Histórias recomendadas

lista de 3 itensfim da lista

A CBS News informou que o suposto agressor disse às autoridades que tinha como alvo funcionários da administração Trump.

Veja como os líderes dos EUA e de todo o mundo estão respondendo às notícias:

Estados Unidos:

Figuras de todo o setor político condenaram o ataque no evento, que também contou com a presença da primeira-dama Melania Trump, do vice-presidente JD Vance e de muitos outros altos funcionários do governo, juntamente com centenas de jornalistas e celebridades.

O presidente da Câmara, Mike Johnson, que participou do evento com sua esposa Kelly, disse que ambos estavam “orando por nosso país esta noite”.

O líder democrata da Câmara, Hakeem Jeffries, de Nova York, disse: “A violência e o caos na América devem acabar”.

A prefeita de Washington, DC, Muriel Bowser, disse que está “muito grata aos membros da aplicação da lei que fizeram seu trabalho… e garantiram que todos os convidados estivessem seguros”. Ela disse que não havia razão imediata para acreditar que alguém além do atirador estivesse envolvido no ataque.

Weijia Jiang, correspondente sénior da CBS News na Casa Branca e presidente da Associação de Correspondentes da Casa Branca, que estava sentado ao lado de Trump enquanto o incidente se desenrolava, enfatizou o papel do jornalismo no serviço público, dizendo “quando há uma emergência, corremos para a crise, não para longe dela”.

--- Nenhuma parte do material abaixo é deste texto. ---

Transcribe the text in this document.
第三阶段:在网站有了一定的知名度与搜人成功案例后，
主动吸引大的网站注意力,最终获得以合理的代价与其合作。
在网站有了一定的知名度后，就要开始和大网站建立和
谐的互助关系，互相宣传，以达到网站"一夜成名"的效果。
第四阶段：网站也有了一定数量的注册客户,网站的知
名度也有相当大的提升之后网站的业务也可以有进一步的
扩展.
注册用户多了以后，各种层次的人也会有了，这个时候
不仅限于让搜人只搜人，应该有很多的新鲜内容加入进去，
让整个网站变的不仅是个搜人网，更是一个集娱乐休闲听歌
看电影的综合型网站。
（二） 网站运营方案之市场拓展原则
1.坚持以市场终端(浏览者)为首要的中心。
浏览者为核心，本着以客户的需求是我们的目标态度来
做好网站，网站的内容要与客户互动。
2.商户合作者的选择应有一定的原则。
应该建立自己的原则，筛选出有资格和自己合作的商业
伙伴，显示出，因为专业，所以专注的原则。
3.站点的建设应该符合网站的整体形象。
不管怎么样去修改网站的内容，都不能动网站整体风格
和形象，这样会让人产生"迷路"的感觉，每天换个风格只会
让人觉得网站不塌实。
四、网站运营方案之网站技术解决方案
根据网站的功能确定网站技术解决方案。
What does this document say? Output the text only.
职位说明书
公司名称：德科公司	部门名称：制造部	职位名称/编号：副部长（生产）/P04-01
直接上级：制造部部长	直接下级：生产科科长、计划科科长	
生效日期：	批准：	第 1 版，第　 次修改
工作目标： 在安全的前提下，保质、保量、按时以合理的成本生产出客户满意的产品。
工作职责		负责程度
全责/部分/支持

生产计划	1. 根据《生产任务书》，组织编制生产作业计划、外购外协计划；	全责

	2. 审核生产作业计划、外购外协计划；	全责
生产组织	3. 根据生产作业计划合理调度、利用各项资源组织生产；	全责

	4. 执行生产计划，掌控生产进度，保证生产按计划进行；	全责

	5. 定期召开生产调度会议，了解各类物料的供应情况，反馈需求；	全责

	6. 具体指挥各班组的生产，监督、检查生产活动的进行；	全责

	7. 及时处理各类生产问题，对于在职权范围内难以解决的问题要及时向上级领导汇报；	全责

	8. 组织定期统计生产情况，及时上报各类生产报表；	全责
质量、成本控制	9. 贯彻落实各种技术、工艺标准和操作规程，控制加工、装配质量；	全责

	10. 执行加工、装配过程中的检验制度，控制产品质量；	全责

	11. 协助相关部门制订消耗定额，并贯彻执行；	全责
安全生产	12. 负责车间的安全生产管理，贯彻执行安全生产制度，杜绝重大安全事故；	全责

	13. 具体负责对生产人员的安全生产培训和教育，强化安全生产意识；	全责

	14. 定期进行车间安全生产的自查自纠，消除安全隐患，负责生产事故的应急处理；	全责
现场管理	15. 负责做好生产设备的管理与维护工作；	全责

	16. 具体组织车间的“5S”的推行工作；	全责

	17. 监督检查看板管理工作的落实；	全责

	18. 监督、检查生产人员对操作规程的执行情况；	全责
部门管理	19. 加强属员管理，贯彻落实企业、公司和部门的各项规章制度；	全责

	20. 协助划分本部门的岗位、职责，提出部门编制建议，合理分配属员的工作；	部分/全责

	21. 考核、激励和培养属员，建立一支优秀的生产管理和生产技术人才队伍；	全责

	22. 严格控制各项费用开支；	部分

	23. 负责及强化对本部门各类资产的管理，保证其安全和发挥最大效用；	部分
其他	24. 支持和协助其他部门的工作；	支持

“Numa noite em que pensamos nas liberdades previstas na Primeira Emenda, devemos também pensar no quão frágeis elas são”, disse ela. “Graças a Deus todos estão bem e obrigado por estarem juntos esta noite. Faremos isso de novo.”

Reino Unido:

O Embaixador da Grã-Bretanha nos EUA, Christian Turner, disse que alguns funcionários da embaixada britânica estiveram no evento e expressaram apreço pela “resposta rápida e profissional do Serviço Secreto dos EUA”.

“Estamos gratos pelo facto de o Presidente e todos os presentes terem saído ilesos e os nossos melhores votos para o agente ferido”, escreveu ele nas redes sociais.

O primeiro-ministro Keir Starmer disse estar “chocado com as cenas” de violência no evento e denunciou o ataque. “Qualquer ataque às instituições democráticas ou à liberdade de imprensa deve ser condenado nos termos mais fortes possíveis”, disse ele.

Austrália

O primeiro-ministro Antony Albanese aplaudiu o Serviço Secreto dos EUA e outras autoridades policiais “pela sua ação rápida”.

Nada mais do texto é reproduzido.